Farrakhan was born in Harvey, Illinois, and attended Thornton Township High School. Farrakhan majored in sociology at the University of Virginia. As of 2011, he was a practicing member of the Nation of Islam.

==College career==
Farrakhan played four years of college basketball at the University of Virginia. In his final year of college, he averaged 13.5 points, 2.8 rebounds and 1.8 assists in 31 games played.

==Professional career==

===2011–2012 season===
Farrakhan went undrafted in the 2011 NBA draft. On November 3, 2011, Farrakhan was selected by the Bakersfield Jam in the first round of the 2011 NBA Development League Draft.

===2012–2013 season===
In July 2012, Farrakhan joined the New York Knicks for the 2012 NBA Summer League. In 5 games, he averaged 9.6 points, 1.8 assists and 1.6 rebounds per game. On October 1, 2012, he signed with the Milwaukee Bucks. However, he was later waived by the Bucks on October 27, 2012.

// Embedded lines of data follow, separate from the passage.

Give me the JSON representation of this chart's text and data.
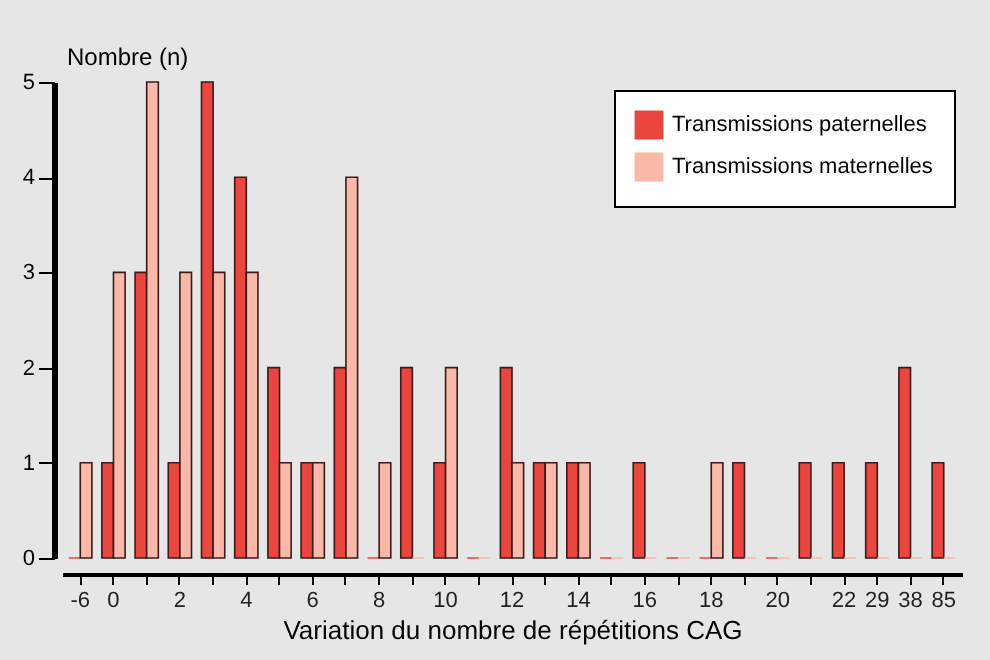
{
  "chart_data": {
    "type": "bar",
    "xlabel": "Variation du nombre de répétitions CAG",
    "ylabel": "Nombre (n)",
    "categories": [
      "-6",
      "0",
      null,
      "2",
      null,
      "4",
      null,
      "6",
      null,
      "8",
      null,
      "10",
      null,
      "12",
      null,
      "14",
      null,
      "16",
      null,
      "18",
      null,
      "20",
      null,
      "22",
      "29",
      "38",
      "85"
    ],
    "series": [
      {
        "name": "Transmissions paternelles",
        "color": "#e8463e",
        "values": [
          0,
          1,
          3,
          1,
          5,
          4,
          2,
          1,
          2,
          0,
          2,
          1,
          0,
          2,
          1,
          1,
          0,
          1,
          0,
          0,
          1,
          0,
          1,
          1,
          1,
          2,
          1
        ]
      },
      {
        "name": "Transmissions maternelles",
        "color": "#f9b8a8",
        "values": [
          1,
          3,
          5,
          3,
          3,
          3,
          1,
          1,
          4,
          1,
          0,
          2,
          0,
          1,
          1,
          1,
          0,
          0,
          0,
          1,
          0,
          0,
          0,
          0,
          0,
          0,
          0
        ]
      }
    ],
    "ylim": [
      0,
      5
    ],
    "yticks": [
      0,
      1,
      2,
      3,
      4,
      5
    ],
    "grid": false,
    "legend": "top right"
  }
}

On November 1, 2012, Farrakhan was re-acquired by the Bakersfield Jam. On November 5, 2012, he was traded to the Iowa Energy. On January 28, 2013, he was waived by the Energy. On January 31, 2013, he was acquired by the Sioux Falls Skyforce. On February 25, 2013, he was traded to the Idaho Stampede. On March 13, 2013, he was waived by the Stampede after just 6 games. He was then acquired by the Tulsa 66ers on March 15 but then waived on March 20 before appearing in a game for them.

===2013–2014 season===
On September 30, 2013, Farrakhan signed with the Los Angeles Clippers. However, he was later waived by the Clippers on October 8, 2013. On November 18, he signed with the Melbourne Tigers for the rest of the 2013–14 NBL season.

===2015–2016 season===
On October 22, 2015, Farrakhan signed with the Oklahoma City Thunder, but was waived just two days later. On November 3, he was acquired by the Oklahoma City Blue as an affiliate player from the Thunder. On November 14, he made his debut with the OKC Blue in a 110–104 loss to the Austin Spurs, recording 18 points, one rebound, one assist and two steals in 22 minutes. On February 27, he was waived by the Blue. On April 1, he was acquired by the Fort Wayne Mad Ants.

===2019===
In July 2019 he was signed by the Ball Hogs of the Big3.